"She didn't know you had any, Ludlow," her husband explained.
Mrs. Burton did not regard him. "If she had any ambition she would be anything—just like some other lazy-boots," and now she gave the large, dangling congress gaiter of her husband a little push with the point of her slipper, for purposes of identification, as the newspapers say. "But the only ambition she's got is for her daughter, and she is proud of her, and she would spoil her if she could get up the energy. She dotes on her, and Nie is fond of her mother, too. Do you think she can ever do anything in art?"
"If she were a boy, I should say yes; as she's a girl, I don't know," said Ludlow. "The chances are against her."
"Nature's against her, too," said Burton.
"Human nature ought to be for her, then," said Mrs. Burton. "If she were your sister what should you wish her to be?" she asked Ludlow.
"I should wish her to be"—Ludlow thought a moment and then concluded—"happily married."
"Well, that's a shame!" cried Mrs. Burton.
Her husband laughed, while he knocked the ashes out of his pipe against the edge of his chair-seat. "Rough on the holy estate of matrimony, Polly."

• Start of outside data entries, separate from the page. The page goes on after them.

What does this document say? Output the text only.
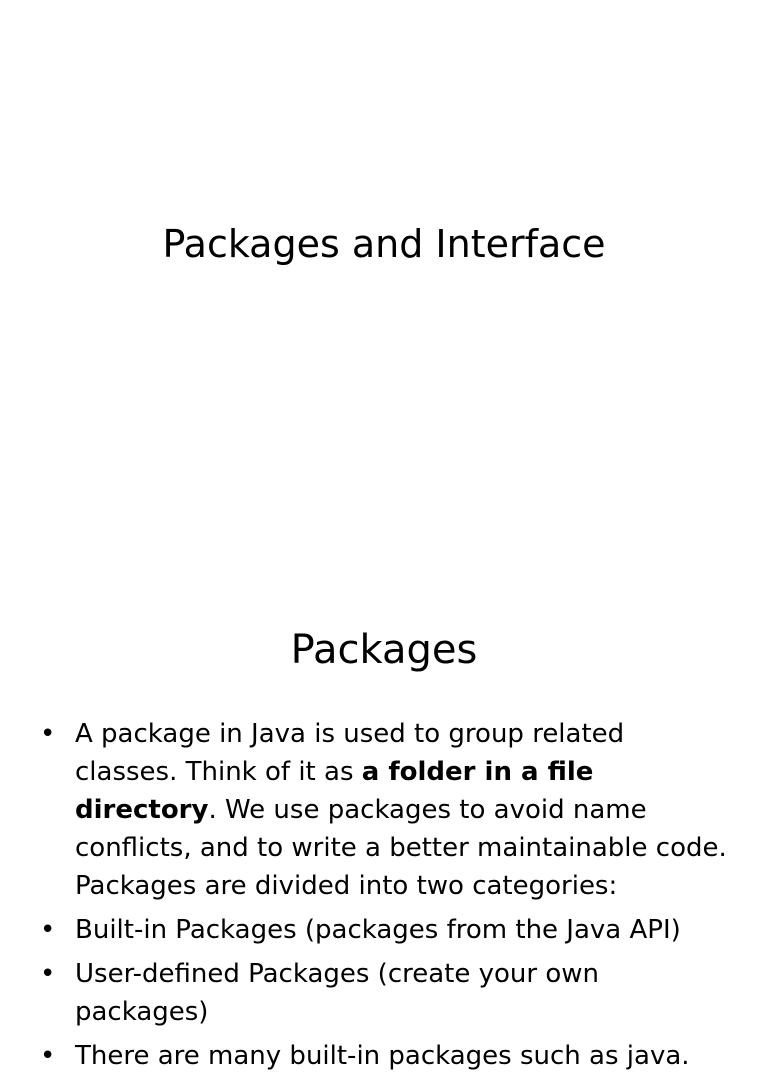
Packages and Interface
Packages
• A package in Java is used to group related classes. Think of it as a folder in a file directory. We use packages to avoid name conflicts, and to write a better maintainable code. Packages are divided into two categories:
• Built-in Packages (packages from the Java API)
• User-defined Packages (create your own packages)
• There are many built-in packages such as java.
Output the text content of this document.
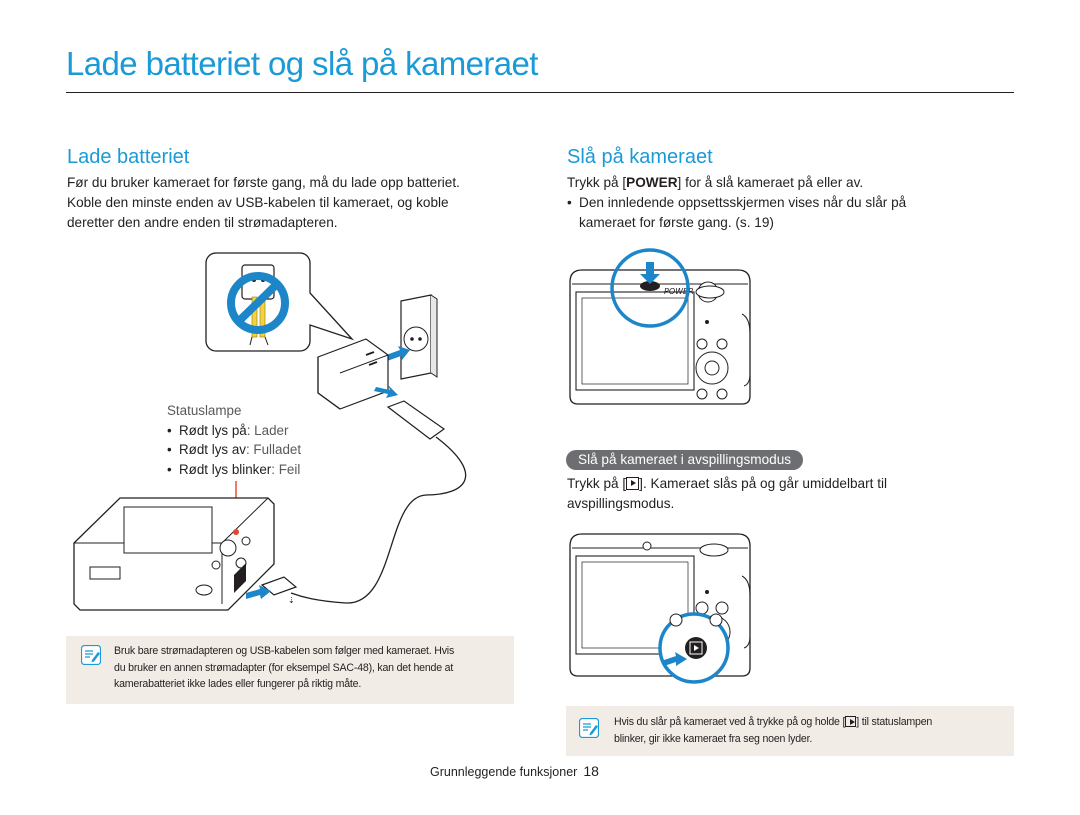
Lade batteriet og slå på kameraet
Lade batteriet
Før du bruker kameraet for første gang, må du lade opp batteriet.
Koble den minste enden av USB-kabelen til kameraet, og koble
deretter den andre enden til strømadapteren.
⇣
Statuslampe
• Rødt lys på : Lader
• Rødt lys av : Fulladet
• Rødt lys blinker : Feil
Bruk bare strømadapteren og USB-kabelen som følger med kameraet. Hvis
du bruker en annen strømadapter (for eksempel SAC-48), kan det hende at
kamerabatteriet ikke lades eller fungerer på riktig måte.
Slå på kameraet
Trykk på [POWER] for å slå kameraet på eller av.
• Den innledende oppsettsskjermen vises når du slår på
kameraet for første gang. (s. 19)
POWER
Slå på kameraet i avspillingsmodus
Trykk på [ ]. Kameraet slås på og går umiddelbart til
avspillingsmodus.
Hvis du slår på kameraet ved å trykke på og holde [ ] til statuslampen
blinker, gir ikke kameraet fra seg noen lyder.
Grunnleggende funksjoner 18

"Oh, pshaw! I believe as much in the holy estate of matrimony as anybody, but I don't believe it's the begin-all or the end-all for a woman, any more than it is for a man. What, Katy?" she spoke to a girl who appeared and disappeared in the doorway. "Oh! Well, come in to supper, now. I hope you have an appetite, Mr. Ludlow. Mr. Burton's such a delicate eater, and I like to have somebody keep me in countenance." She suddenly put her hand on the back of her husband's chair, and sprung it forward from its incline against the wall, with a violence that bounced him fearfully, and extorted a roar of protest from him.
They were much older than Ludlow, and they permitted themselves the little rowdy freedoms that good-natured married people sometimes use, as fearlessly in his presence as if he were a grown-up nephew. They prized him as a discovery of their own, for they had stumbled on him one day before any one else had found him out, when he was sketching at Fontainebleau. They liked the look of his picture, as they viewed it at a decent remove over his shoulder, and after they got by Burton proposed to go back and kill the fellow on account of the solemn coxcombery of his personal appearance. His wife said: "Well, ask him what he'll take for his picture, first," and Burton returned and said with brutal directness, while he pointed at the canvas with his stick, "Combien?" When Ludlow looked round up at him and answered with a pleasant light in his eye, "Well, I don't know exactly. What'll you give?" Burton spared his life, and became his friend. He called his wife to him, and they bought the picture, and afterwards they went to Ludlow's lodging, for he had no studio, and conscientiously painted in the open air, and bought others. They got the pictures dog cheap, as Burton said, for Ludlow was just beginning then, and his reputation which has never since become cloud-capt, was a tender and lowly plant. They made themselves like a youngish aunt and uncle to him, and had him with them all they could while they stayed in Paris. When they came home they brought the first impressionistic pictures ever seen in the West; at Pymantoning, the village cynic asked which was right side up, and whether he was to stand on his head or not to get them in range. Ludlow remained in France, which he maintained had the only sun for impressionism; and then he changed his mind all at once, and under an impulse of sudden patriotism, declared for the American sky, and the thin, crystalline, American air. His faith included American subjects, and when, after his arrival in New York, Burton wrote to claim a visit from him and ironically proposed the trotting-match at the County Fair as an attraction for his pencil, Ludlow remembered the trotting-matches he had seen in his boyhood, and came out to Pymantoning with a seriousness of expectation that alarmed and then amused his friends.